Polarizability and the optical theorem for a two-level atom with radiative broadening

The effect of spontaneous decay on the linear polarizability of an atom is typically included by adding imaginary parts to the frequency denominators that appear in the Kramers-Heisenberg formula. It has been shown for a two-level atom with radiative broadening that these (frequency-dependent) imaginary parts must be included in both the resonant and antiresonant frequency denominators [P. W. Milonni and R. W. Boyd, Phys. Rev. A 69, 023814 (2004)]; however, the expression obtained by Milonni and Boyd for the polarizability does not satisfy the optical theorem, if contributions from non-rotating-wave terms are included. In this paper, we derive a more accurate expression for the polarizability. The calculations are rather complicated and require that we go beyond the standard Weisskopf-Wigner approximation.
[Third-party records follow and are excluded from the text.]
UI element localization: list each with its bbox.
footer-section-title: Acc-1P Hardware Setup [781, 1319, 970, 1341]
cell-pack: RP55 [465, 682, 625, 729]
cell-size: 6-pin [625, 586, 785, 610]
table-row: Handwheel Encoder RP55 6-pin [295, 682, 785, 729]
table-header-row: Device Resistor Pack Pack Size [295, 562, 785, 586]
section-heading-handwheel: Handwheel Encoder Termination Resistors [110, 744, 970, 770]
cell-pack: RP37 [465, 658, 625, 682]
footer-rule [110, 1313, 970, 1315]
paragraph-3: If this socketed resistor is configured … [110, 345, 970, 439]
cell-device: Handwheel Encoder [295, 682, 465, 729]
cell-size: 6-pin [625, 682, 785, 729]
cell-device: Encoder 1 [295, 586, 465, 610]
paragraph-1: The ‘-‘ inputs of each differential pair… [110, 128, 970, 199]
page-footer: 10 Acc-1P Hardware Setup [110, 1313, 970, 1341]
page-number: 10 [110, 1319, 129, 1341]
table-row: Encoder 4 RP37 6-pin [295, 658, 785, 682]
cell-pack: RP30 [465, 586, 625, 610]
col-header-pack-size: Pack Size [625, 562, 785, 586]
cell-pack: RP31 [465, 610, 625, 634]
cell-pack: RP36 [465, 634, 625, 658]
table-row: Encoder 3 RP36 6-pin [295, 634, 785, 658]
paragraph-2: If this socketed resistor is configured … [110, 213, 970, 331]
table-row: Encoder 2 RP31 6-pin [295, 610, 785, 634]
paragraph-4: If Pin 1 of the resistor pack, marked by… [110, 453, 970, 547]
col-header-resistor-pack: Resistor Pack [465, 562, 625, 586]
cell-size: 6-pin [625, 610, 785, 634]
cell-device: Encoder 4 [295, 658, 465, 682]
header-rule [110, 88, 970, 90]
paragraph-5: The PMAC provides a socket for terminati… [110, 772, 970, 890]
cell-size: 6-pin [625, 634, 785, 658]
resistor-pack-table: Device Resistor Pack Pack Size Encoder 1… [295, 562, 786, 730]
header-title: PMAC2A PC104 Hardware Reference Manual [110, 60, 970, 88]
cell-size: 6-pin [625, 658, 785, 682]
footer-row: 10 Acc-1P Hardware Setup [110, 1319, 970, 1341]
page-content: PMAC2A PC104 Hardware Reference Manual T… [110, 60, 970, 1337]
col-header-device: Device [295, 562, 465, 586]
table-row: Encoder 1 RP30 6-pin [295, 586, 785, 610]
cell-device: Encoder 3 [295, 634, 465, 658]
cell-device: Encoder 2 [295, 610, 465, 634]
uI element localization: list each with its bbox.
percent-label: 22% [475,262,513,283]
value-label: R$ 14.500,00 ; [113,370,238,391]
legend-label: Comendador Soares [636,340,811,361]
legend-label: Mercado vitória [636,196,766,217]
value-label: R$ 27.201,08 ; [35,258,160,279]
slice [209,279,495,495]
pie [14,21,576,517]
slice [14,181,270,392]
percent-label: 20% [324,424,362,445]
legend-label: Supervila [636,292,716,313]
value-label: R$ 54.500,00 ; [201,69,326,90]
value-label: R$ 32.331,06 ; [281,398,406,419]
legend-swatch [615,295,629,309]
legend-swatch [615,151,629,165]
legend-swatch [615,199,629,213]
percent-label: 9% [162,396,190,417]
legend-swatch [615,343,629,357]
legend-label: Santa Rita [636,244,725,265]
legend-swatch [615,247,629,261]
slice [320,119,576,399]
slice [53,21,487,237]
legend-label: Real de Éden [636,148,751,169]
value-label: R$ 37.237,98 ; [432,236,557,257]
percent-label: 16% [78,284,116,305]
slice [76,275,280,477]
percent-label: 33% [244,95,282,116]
We present calculations carried out in both the Heisenberg and Schrödinger pictures, since they offer complementary methods for understanding the dynamics of the Rayleigh scattering associated with the atomic polarizability. Moreover, it is shown that the shifts associated with the excited state are not the Lamb shifts of an isolated atom, but depend on the dynamics of the atom-field interaction. Our results for the polarizability are consistent with those obtained recently by Loudon and Barnett using a Green’s-function approach.